Distributed MultiThreaded CheckPointing transparently checkpoints a single-host computation in user-space -- with no modifications to user code. Precompiled versions of userspace programs are available in /opt/DMTCP folder. Multiple versions are available. The folder will be updated as the software is updated.

Usage examples:

For the continuity's sake I will use the same executable as described in checkpointing section of wiki.

a) Command line checkpointing

The following example is usefull for testing purposes.

1. -export path and set environment

For your convenience a couple of scripts have been provided in "/opt/DMTCP" location You can of course add these lines to .profiles or just include them in a script

source /opt/dmtcp/dmtcp_set-variables.sh
2. -run your program,

Run a command you would normally run, but wrap command with dmtcp dmtcp. Do this on a computing node.

dmtcp_launch ./a.out arg1 arg2 ...
dmtcp_command --checkpoint     [from another terminal window on same computer]
dmtcp_restart ckpt_a.out_*.dmtcp

b) DMTCP checkpointing in slurm

We need to source the new PATH as in previous example, plus 2 more scripts. A batch script for our beforementioned programs would look like this:

cat preemption.sh

#!/bin/bash

#SBATCH --partition=checkpoint     # change to proper partition name or remove
#SBATCH --time=00:50:00            # put proper time of reservation here
#SBATCH --partition=checkpoint     # for now we need to specify both qos and partition
#SBATCH --qos=checkpoint           # for now we need to specify both qos and partition
#SBATCH --nodes=1                  # number of nodes
#SBATCH --nodelist=asgard06        # run only on following node
#SBATCH --ntasks-per-node=24       # processes per node
#SBATCH --mem=10000                # memory resource
#SBATCH --job-name="checkpoint"    # change to your job name
#SBATCH --output=dmtcp.out         # output to this file
#SBATCH --open-mode append         # append to this file, do not start from scratch

source /opt/dmtcp/dmtcp_set-variables.sh
source /opt/dmtcp/dmtcp_slurm_setup.sh
source /opt/dmtcp/print_slurm_info.sh

GRACETIME=1

term_handler(){
    echo "Caught signal: $DMTCP_COORD_HOST $DMTCP_COORD_PORT"
    dmtcp_command -h $DMTCP_COORD_HOST -p $DMTCP_COORD_PORT -c
    sleep ${GRACETIME}
    dmtcp_command -h $DMTCP_COORD_HOST -p $DMTCP_COORD_PORT -q  # quit coordinator
    sbatch preemption.sh
    exit
}

trap 'term_handler' term

start_coordinator # -i 120 ... <put dmtcp coordinator options here>
echo "signal: $DMTCP_COORD_HOST $DMTCP_COORD_PORT"

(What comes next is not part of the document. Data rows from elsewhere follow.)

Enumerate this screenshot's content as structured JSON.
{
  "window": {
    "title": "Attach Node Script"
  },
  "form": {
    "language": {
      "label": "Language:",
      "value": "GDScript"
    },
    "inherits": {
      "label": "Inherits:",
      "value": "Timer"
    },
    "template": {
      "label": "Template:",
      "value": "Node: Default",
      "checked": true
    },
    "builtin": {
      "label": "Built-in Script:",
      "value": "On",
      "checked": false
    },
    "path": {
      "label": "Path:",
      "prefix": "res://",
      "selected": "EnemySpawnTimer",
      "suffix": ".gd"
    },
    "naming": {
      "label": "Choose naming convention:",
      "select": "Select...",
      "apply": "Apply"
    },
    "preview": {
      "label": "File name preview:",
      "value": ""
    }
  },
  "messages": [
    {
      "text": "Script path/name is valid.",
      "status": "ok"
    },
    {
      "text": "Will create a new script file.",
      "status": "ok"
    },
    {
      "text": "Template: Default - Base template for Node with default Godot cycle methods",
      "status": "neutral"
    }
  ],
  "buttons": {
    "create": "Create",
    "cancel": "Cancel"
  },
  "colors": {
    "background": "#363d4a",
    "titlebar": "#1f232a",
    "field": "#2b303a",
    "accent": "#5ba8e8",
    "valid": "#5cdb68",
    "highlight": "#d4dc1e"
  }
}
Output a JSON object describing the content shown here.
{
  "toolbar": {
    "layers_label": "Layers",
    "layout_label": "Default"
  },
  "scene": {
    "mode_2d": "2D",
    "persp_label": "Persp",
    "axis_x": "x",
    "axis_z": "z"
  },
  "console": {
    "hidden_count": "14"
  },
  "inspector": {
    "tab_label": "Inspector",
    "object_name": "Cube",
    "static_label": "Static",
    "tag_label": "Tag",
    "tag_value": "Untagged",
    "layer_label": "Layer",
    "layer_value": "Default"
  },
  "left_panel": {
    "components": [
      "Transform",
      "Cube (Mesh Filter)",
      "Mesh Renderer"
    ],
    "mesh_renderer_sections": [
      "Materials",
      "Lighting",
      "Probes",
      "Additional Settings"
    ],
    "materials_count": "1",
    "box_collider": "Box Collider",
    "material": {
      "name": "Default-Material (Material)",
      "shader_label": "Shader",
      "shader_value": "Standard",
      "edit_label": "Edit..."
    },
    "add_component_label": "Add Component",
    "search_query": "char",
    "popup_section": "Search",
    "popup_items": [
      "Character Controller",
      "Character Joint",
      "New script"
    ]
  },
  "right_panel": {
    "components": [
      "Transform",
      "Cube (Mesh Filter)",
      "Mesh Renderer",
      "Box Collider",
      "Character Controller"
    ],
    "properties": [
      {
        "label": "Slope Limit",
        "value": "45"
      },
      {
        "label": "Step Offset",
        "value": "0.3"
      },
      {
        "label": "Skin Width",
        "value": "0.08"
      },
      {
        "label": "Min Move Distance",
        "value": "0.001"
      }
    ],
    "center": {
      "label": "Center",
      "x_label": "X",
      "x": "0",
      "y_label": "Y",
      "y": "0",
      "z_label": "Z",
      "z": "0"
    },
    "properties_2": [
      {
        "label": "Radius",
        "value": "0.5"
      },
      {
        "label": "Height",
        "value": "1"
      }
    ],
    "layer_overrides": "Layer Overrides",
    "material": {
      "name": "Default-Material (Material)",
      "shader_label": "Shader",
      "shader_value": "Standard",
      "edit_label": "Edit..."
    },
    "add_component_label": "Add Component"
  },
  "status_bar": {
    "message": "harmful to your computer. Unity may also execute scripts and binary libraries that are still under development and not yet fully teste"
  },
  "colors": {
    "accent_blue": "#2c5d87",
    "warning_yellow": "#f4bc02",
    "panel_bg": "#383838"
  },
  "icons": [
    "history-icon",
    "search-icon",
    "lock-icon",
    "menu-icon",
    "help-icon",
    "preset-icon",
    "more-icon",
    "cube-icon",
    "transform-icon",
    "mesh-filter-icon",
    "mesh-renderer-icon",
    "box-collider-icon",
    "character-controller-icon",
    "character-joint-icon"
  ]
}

if [ -f ./dmtcp_restart_script.sh ]
then
    ./dmtcp_restart_script.sh -h $DMTCP_COORD_HOST -p $DMTCP_COORD_PORT 
else
    dmtcp_launch ./test_cpp 
fi &
while :
do
sleep 1
done

A word about signals:

Slurm controller daemon (slurmctld) sends signals to nodes to control them. When preempting a job for another job of higher priority slurmctld sends a couple of signals to the batch script running your executable. The example above caches SIGTERM and starts the checpointing function "term_handler()". It then promptly requeues itself. If you wanted to cancel such a job you could do it with:

scancel -b <JOBID>

Doing it without -b flag will checkpoint and requeue your job.